Croyant mais si peu pratiquant

S'il y a une chose sur laquelle la grande majorité de la classe politique française s'accorde, la main sur le coeur, c'est bien sur la disparition du cumul des mandats... à condition que cela ne les touche pas !
Le PS, à La Rochelle, a entonné le grand air du "plus jamais ça" et l'Elysée vient d'annoncer qu'on ne pourra pas être ministre et président de Région. Plus de beurre ni d'argent du beurre, la crémière se réservant l'usage de ses assises... Et quand on étudie la composition du bureau exécutif du PS, les 8/10émes de ses membres ont au moins deux mandats auxquels il faut ajouter quelques présidences de communauté d'agglomération, bienheureusement jamais comptabilisées. Ne parlons pas des travées du Gouvernement où l'ancien motard, Christian Estrosi, règne en maître sur les Alpes-Maritimes par exemple. Même Arnaud Montebourg, pourtant Saint Just pourfendeur des potentats locaux, s'est empressé dès qu'il l'a pu, d'ajouter la présidence du Conseil général de Saône-et-Loire à sa carte de visite de député. Tartuffe au pays d'Orgon...

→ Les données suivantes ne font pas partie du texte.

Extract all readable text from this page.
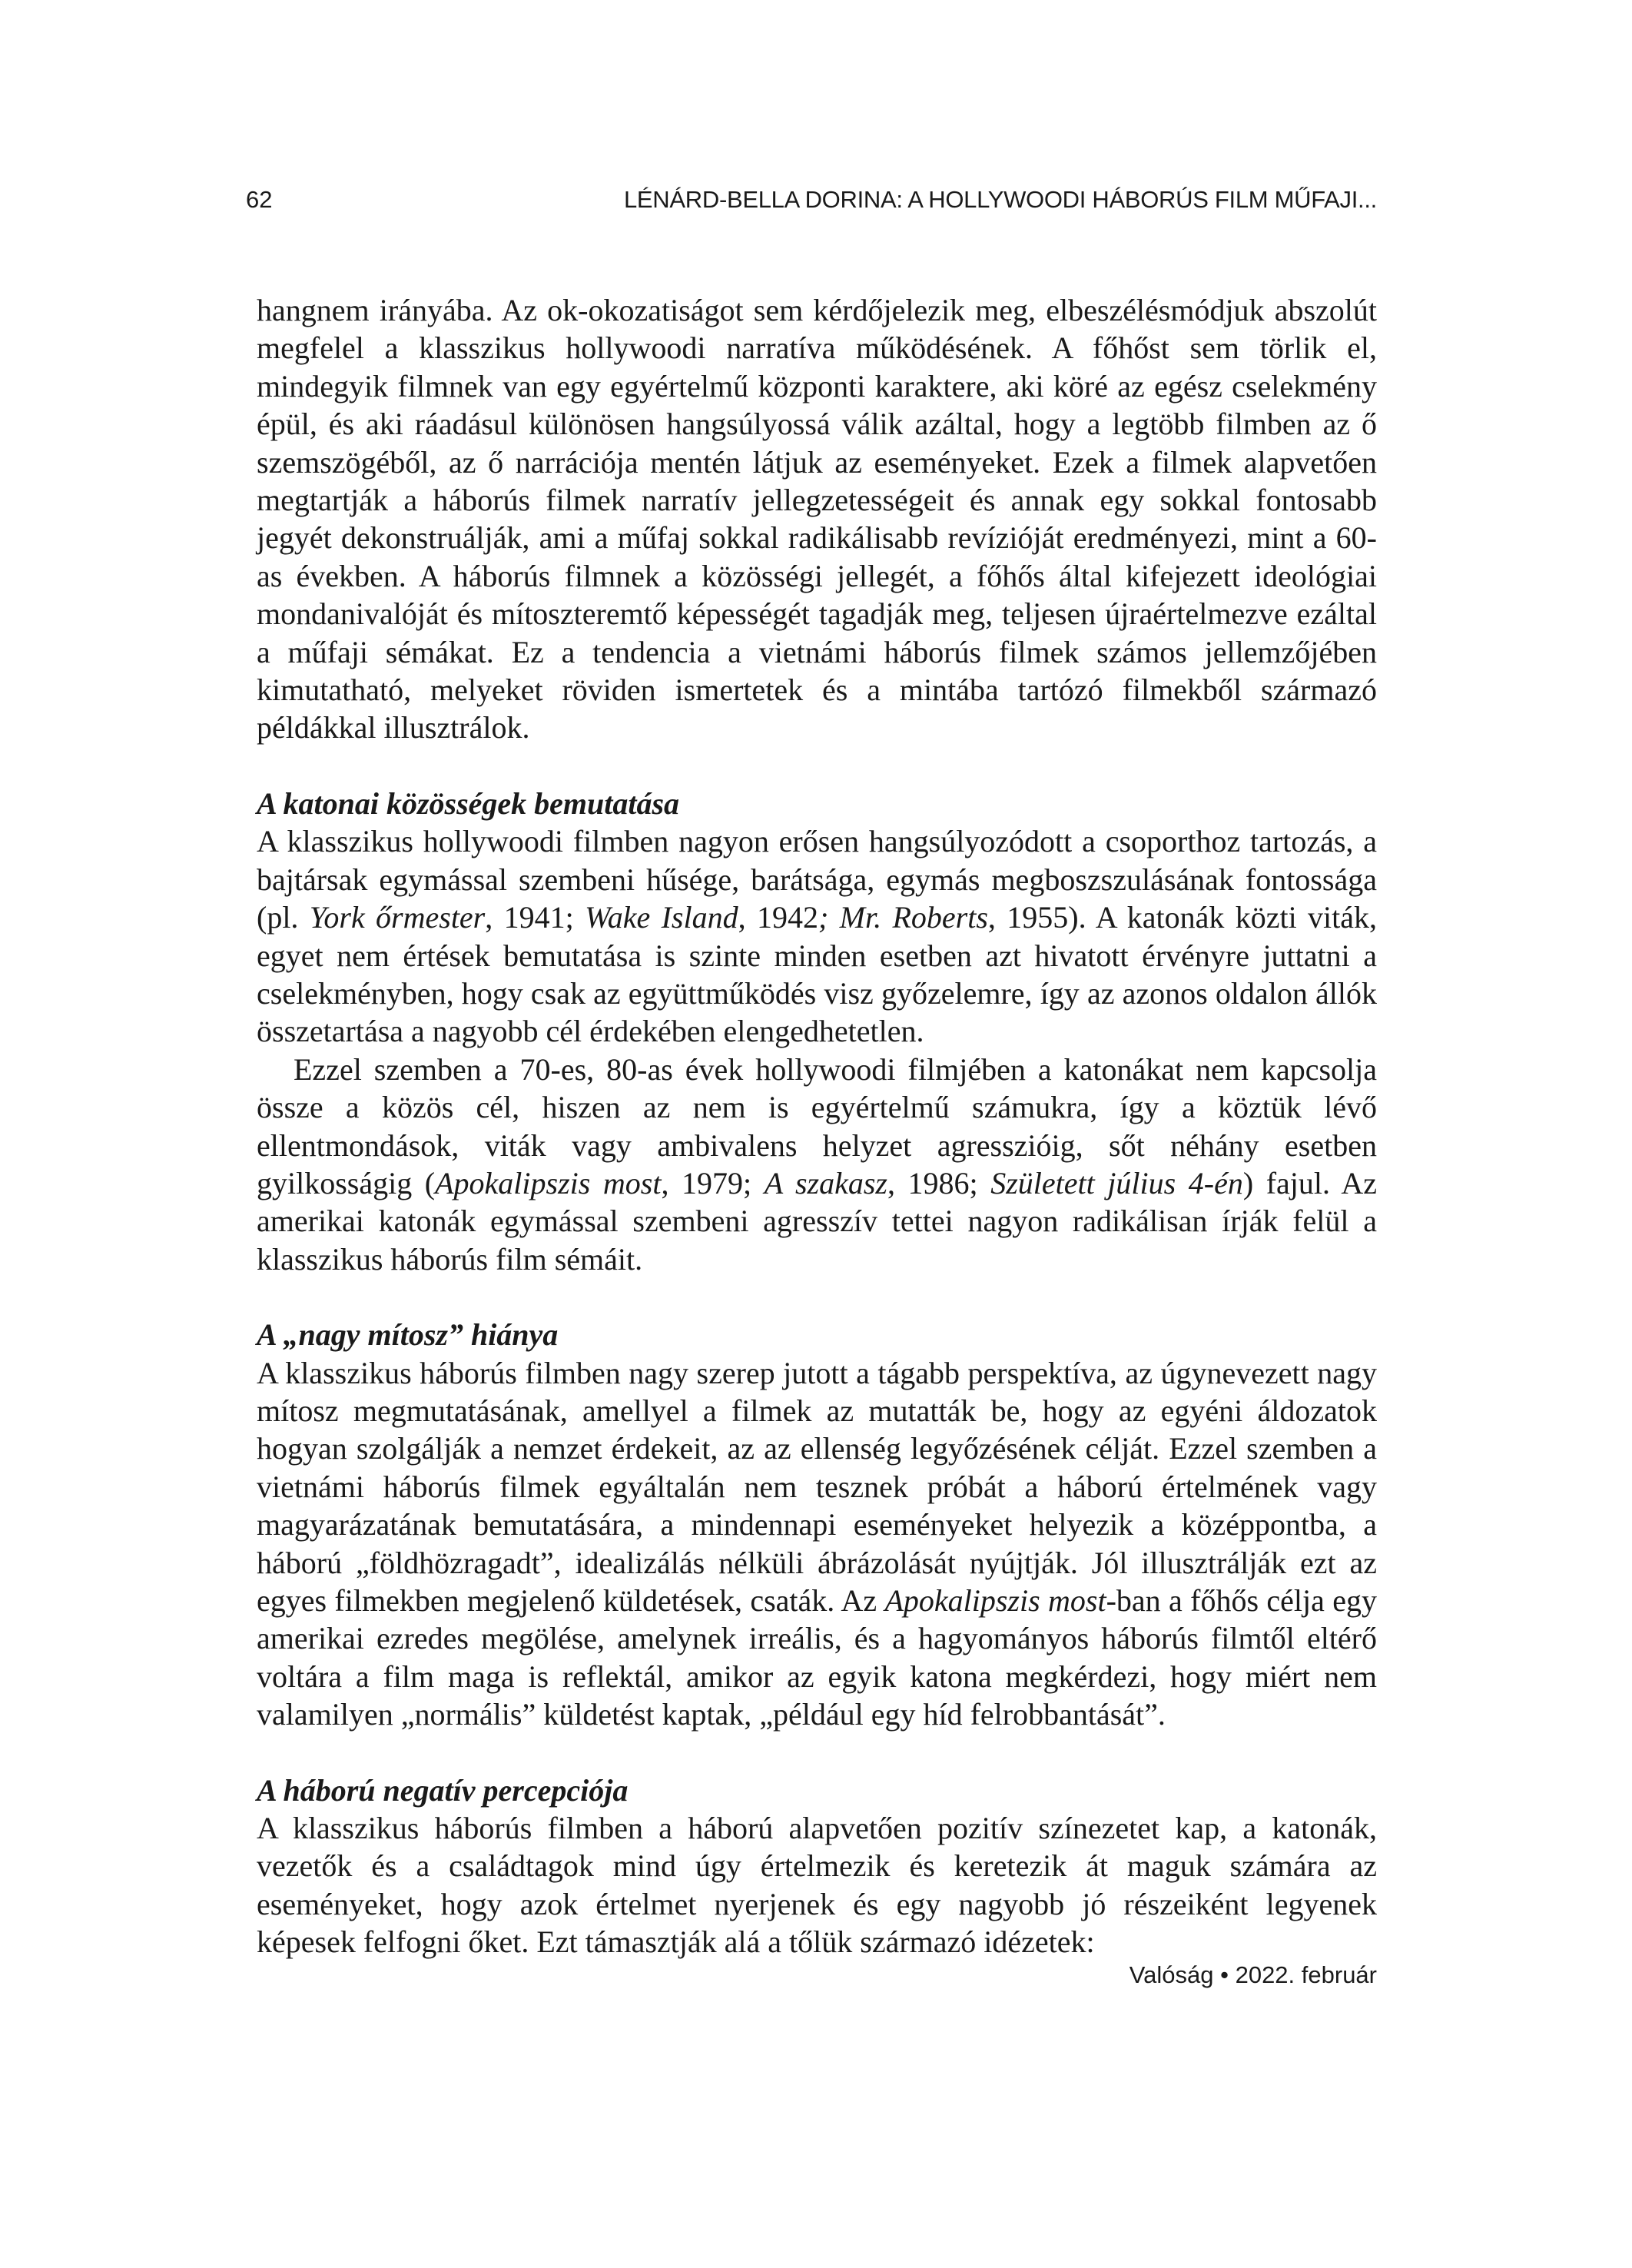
62	LÉNÁRD-BELLA DORINA: A HOLLYWOODI HÁBORÚS FILM MŰFAJI...

hangnem irányába. Az ok-okozatiságot sem kérdőjelezik meg, elbeszélésmódjuk abszolút megfelel a klasszikus hollywoodi narratíva működésének. A főhőst sem törlik el, mindegyik filmnek van egy egyértelmű központi karaktere, aki köré az egész cselekmény épül, és aki ráadásul különösen hangsúlyossá válik azáltal, hogy a legtöbb filmben az ő szemszögéből, az ő narrációja mentén látjuk az eseményeket. Ezek a filmek alapvetően megtartják a háborús filmek narratív jellegzetességeit és annak egy sokkal fontosabb jegyét dekonstruálják, ami a műfaj sokkal radikálisabb revízióját eredményezi, mint a 60-as években. A háborús filmnek a közösségi jellegét, a főhős által kifejezett ideológiai mondanivalóját és mítoszteremtő képességét tagadják meg, teljesen újraértelmezve ezáltal a műfaji sémákat. Ez a tendencia a vietnámi háborús filmek számos jellemzőjében kimutatható, melyeket röviden ismertetek és a mintába tartózó filmekből származó példákkal illusztrálok.

A katonai közösségek bemutatása

A klasszikus hollywoodi filmben nagyon erősen hangsúlyozódott a csoporthoz tartozás, a bajtársak egymással szembeni hűsége, barátsága, egymás megboszszulásának fontossága (pl. York őrmester, 1941; Wake Island, 1942; Mr. Roberts, 1955). A katonák közti viták, egyet nem értések bemutatása is szinte minden esetben azt hivatott érvényre juttatni a cselekményben, hogy csak az együttműködés visz győzelemre, így az azonos oldalon állók összetartása a nagyobb cél érdekében elengedhetetlen.

Ezzel szemben a 70-es, 80-as évek hollywoodi filmjében a katonákat nem kapcsolja össze a közös cél, hiszen az nem is egyértelmű számukra, így a köztük lévő ellentmondások, viták vagy ambivalens helyzet agresszióig, sőt néhány esetben gyilkosságig (Apokalipszis most, 1979; A szakasz, 1986; Született július 4-én) fajul. Az amerikai katonák egymással szembeni agresszív tettei nagyon radikálisan írják felül a klasszikus háborús film sémáit.

A „nagy mítosz” hiánya

A klasszikus háborús filmben nagy szerep jutott a tágabb perspektíva, az úgynevezett nagy mítosz megmutatásának, amellyel a filmek az mutatták be, hogy az egyéni áldozatok hogyan szolgálják a nemzet érdekeit, az az ellenség legyőzésének célját. Ezzel szemben a vietnámi háborús filmek egyáltalán nem tesznek próbát a háború értelmének vagy magyarázatának bemutatására, a mindennapi eseményeket helyezik a középpontba, a háború „földhözragadt”, idealizálás nélküli ábrázolását nyújtják. Jól illusztrálják ezt az egyes filmekben megjelenő küldetések, csaták. Az Apokalipszis most-ban a főhős célja egy amerikai ezredes megölése, amelynek irreális, és a hagyományos háborús filmtől eltérő voltára a film maga is reflektál, amikor az egyik katona megkérdezi, hogy miért nem valamilyen „normális” küldetést kaptak, „például egy híd felrobbantását”.

A háború negatív percepciója

A klasszikus háborús filmben a háború alapvetően pozitív színezetet kap, a katonák, vezetők és a családtagok mind úgy értelmezik és keretezik át maguk számára az eseményeket, hogy azok értelmet nyerjenek és egy nagyobb jó részeiként legyenek képesek felfogni őket. Ezt támasztják alá a tőlük származó idézetek:

Valóság • 2022. február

Mais finalement là n'est pas le problème. Avant tout, ce dont souffre notre classe politique vient de son trop faible renouvellement. Mais comment renouveler quand les listes électorales sont occupés par des cumulards de candidatures ? Alors jeune militant, j'avais déjà proposé à ma formation politique d'étudier un projet de loi visant à interdire le nomadisme électoral. Voile pudique et silence dans les rangs ! Ce jeune est un peu fou, pardonnez lui ! Il ne sait pas ce qu'il fait... Pourtant c'était tout simple. Il est interdit à tout élu de se présenter à un autre mandat avant la fin de son actuelle fonction élective, la démission n'étant effective que pour raison de santé ou personnelle et bloquant toute velléité de se représenter jusqu'au terme officiel du mandat quitté. En tout état de cause, je souhaitais faire en sorte que les listes européennes, régionales ou autres cessent de perde le soir même du scrutin tous leurs leaders, venus là pour se changer les idées et tromper l'électeur lambda.
Doux rêve d'un jeune en mal de reconnaissance ? Peut être mais certainement un des moyens essentiels pour que la politique au quotidien retrouve le respect et la légitimité qu'elle n'aurait jamais dû abandonner.